There should be judgment for the defendant. There is. Appropriate decree should be presented.

. The weather reports indicate that at noon, June 25, 1957, a hurricane watch was advised for the entire Texas and Louisiana coast. See Exh. .Weather Bureau (1).

. Allen Marshal, p. 12 (parenthesis added).

. See Exh. Weather Bureau (1).

. See Exh. Weather Bureau (1), pg. 8-9.

. Allen Marshal, Pages 9 and 10. This was when the weather bureau stated the hurricane would hit “West Louisiana.” There were hundreds at Cameron who did not realize the hurricane would strike there, judging by the hundreds who remained there and lost their lives.

. Allen Marshal, Page 20. It was impossible to go north to Lake Charles into the intercoastal waterway, as the Tidelands 5 is too wide (72') and would have blocked that channel.
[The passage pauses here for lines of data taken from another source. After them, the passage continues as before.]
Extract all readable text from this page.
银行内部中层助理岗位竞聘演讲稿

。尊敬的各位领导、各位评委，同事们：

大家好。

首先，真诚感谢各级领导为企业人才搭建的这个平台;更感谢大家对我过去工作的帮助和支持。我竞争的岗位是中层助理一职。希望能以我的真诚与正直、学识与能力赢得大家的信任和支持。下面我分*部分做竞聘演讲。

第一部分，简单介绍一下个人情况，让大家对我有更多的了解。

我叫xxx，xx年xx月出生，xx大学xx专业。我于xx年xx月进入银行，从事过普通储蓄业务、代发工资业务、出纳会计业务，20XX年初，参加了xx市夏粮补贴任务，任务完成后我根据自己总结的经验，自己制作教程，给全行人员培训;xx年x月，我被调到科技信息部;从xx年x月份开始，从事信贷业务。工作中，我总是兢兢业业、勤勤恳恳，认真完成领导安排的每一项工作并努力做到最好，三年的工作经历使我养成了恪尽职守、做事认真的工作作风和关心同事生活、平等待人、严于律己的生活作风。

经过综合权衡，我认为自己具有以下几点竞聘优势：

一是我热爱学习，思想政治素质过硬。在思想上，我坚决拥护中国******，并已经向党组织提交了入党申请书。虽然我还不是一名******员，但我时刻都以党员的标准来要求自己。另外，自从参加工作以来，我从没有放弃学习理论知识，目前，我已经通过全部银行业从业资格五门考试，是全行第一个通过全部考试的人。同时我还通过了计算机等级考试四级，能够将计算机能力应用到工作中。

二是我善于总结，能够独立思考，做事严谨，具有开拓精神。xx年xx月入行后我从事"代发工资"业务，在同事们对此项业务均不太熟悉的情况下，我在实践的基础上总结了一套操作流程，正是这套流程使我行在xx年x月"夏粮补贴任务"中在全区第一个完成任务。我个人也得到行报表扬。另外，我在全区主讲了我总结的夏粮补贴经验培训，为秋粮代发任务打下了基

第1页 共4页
. Exh., Weather Bureau, 2, p. 1; see also, “Area of Heaviest Damage” Figure 2, p. 4 and Reverse Side, Exh., Weather Bureau 3.

. Ibid.

. Plaintiffs’ attorney contends in these circumstances that the master of the R. Thomas McDermott had ample warning to take the Tidelands 5 to Lake Charles, that because he did not do so, he was at fault and that, accordingly, defendant should be liable. Publicker Commercial Alcohol Co. v. American-Hawaiian *904Steamship Co., 1946 A.M.C. 1518; The Louisiana, 3 Wall. 164, 70 U.S. 164, 18 L.Ed. 85; The Severance, 1933, A.M.C. 128, 152 F.2d 916; Swenson v. Steamship Argonaut, 3 Cir., 1953, 204 F.2d 636, 1953 A.M.C. 1585.

. We reiterate that there is no charge of fault other than that the Tidelands 5 should have been moved from Cameron.

. 1869, 7 Wall. 196, 74 U.S. 196, 204, 19 L.Ed. 113.

. 2 Cir., 67 F.2d 603, 605, 1933 A.M.C. 1626, 1630. Emphasis added.